Error failed when calling List.rollup: while encoding: cannot iterate through the list: cannot initialize iterator when calling List.iterate: cannot read initial list part for list with base key
I was interested to know if the data was in-fact there and I had previously applied the following which does succeed but is extremely slow as I’m effectively searching back in time for the key. In one attempt it was 40k timestamps behind.
I found that by changing my snapshot after, memTableSize and disk performance (10000 IOPS & 1000 MPBS) I able to alleviate the pressure of it occurring.
i.e. --snapshot_after=1000 --badger=memTableSize=536870912
Has it got something to do with compaction and rollups occurring simultaneously?
@Tom_Hollingworth This was an issue before v22. If you are on the latest data it shouldn’t happen to you anymore. I will explain the reason, when the posting list grows in size, it gets split. We write these split keys indiviually in badger and the main original key just store the list of the split keys. Whenever we write new split keys, we delete the old split keys. Now here was the bug. If just after you delet teh old split keys, there’s a cluster restart, the main key would get overwritten due to wal replay. It will forget it made new splits. It will try to go back to the old splits, which have been deleted.

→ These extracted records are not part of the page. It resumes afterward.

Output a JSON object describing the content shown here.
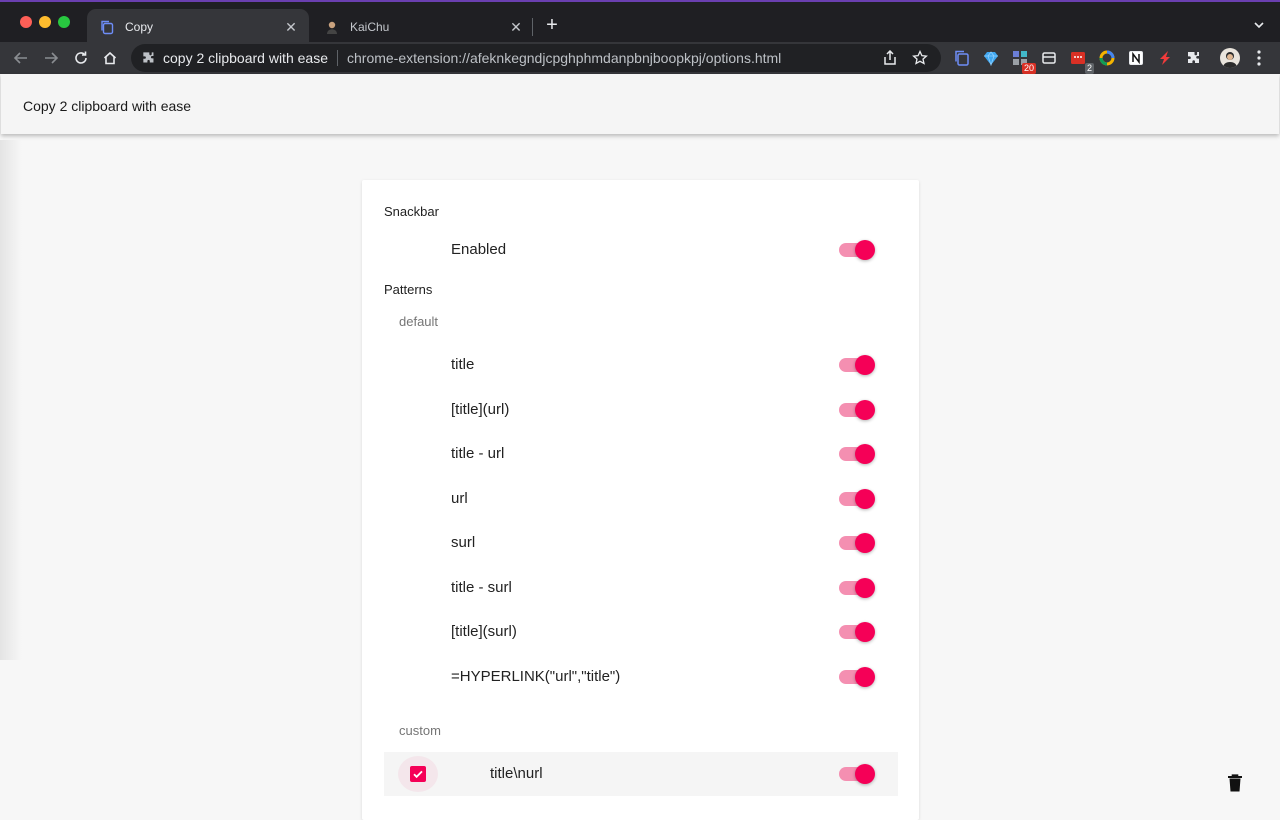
{
  "browser": {
    "tabs": [
      {
        "title": "Copy",
        "active": true
      },
      {
        "title": "KaiChu",
        "active": false
      }
    ],
    "omnibox": {
      "site_name": "copy 2 clipboard with ease",
      "url": "chrome-extension://afeknkegndjcpghphmdanpbnjboopkpj/options.html"
    },
    "extensions": [
      {
        "icon": "copy-extension-icon",
        "badge": ""
      },
      {
        "icon": "gem-icon",
        "badge": ""
      },
      {
        "icon": "grid-extension-icon",
        "badge": "20"
      },
      {
        "icon": "inbox-icon",
        "badge": ""
      },
      {
        "icon": "red-calendar-icon",
        "badge": "2"
      },
      {
        "icon": "color-ring-icon",
        "badge": ""
      },
      {
        "icon": "notion-icon",
        "badge": ""
      },
      {
        "icon": "lightning-icon",
        "badge": ""
      },
      {
        "icon": "puzzle-icon",
        "badge": ""
      }
    ]
  },
  "app": {
    "title": "Copy 2 clipboard with ease"
  },
  "options": {
    "snackbar": {
      "heading": "Snackbar",
      "items": [
        {
          "label": "Enabled",
          "on": true
        }
      ]
    },
    "patterns": {
      "heading": "Patterns",
      "default_heading": "default",
      "default_items": [
        {
          "label": "title",
          "on": true
        },
        {
          "label": "[title](url)",
          "on": true
        },
        {
          "label": "title - url",
          "on": true
        },
        {
          "label": "url",
          "on": true
        },
        {
          "label": "surl",
          "on": true
        },
        {
          "label": "title - surl",
          "on": true
        },
        {
          "label": "[title](surl)",
          "on": true
        },
        {
          "label": "=HYPERLINK(\"url\",\"title\")",
          "on": true
        }
      ],
      "custom_heading": "custom",
      "custom_items": [
        {
          "label": "title\\nurl",
          "on": true,
          "checked": true
        }
      ]
    }
  },
  "colors": {
    "accent": "#f50057",
    "accent_track": "#f48fb1"
  }
}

There was a fix for wal replay in v22, but it was causing other inconsistency issues instead. But the essence of the fix is the same, we prevent this overwrite during restart.
There’s a way to fix this corruption. I wrote a script to fix the p directory about 3 years ago, let me see if I can find it, but mostly it’s lost. Basically what you need to do is, find the new timestamp for the lost split key, then update the main key to point to that new timestamp.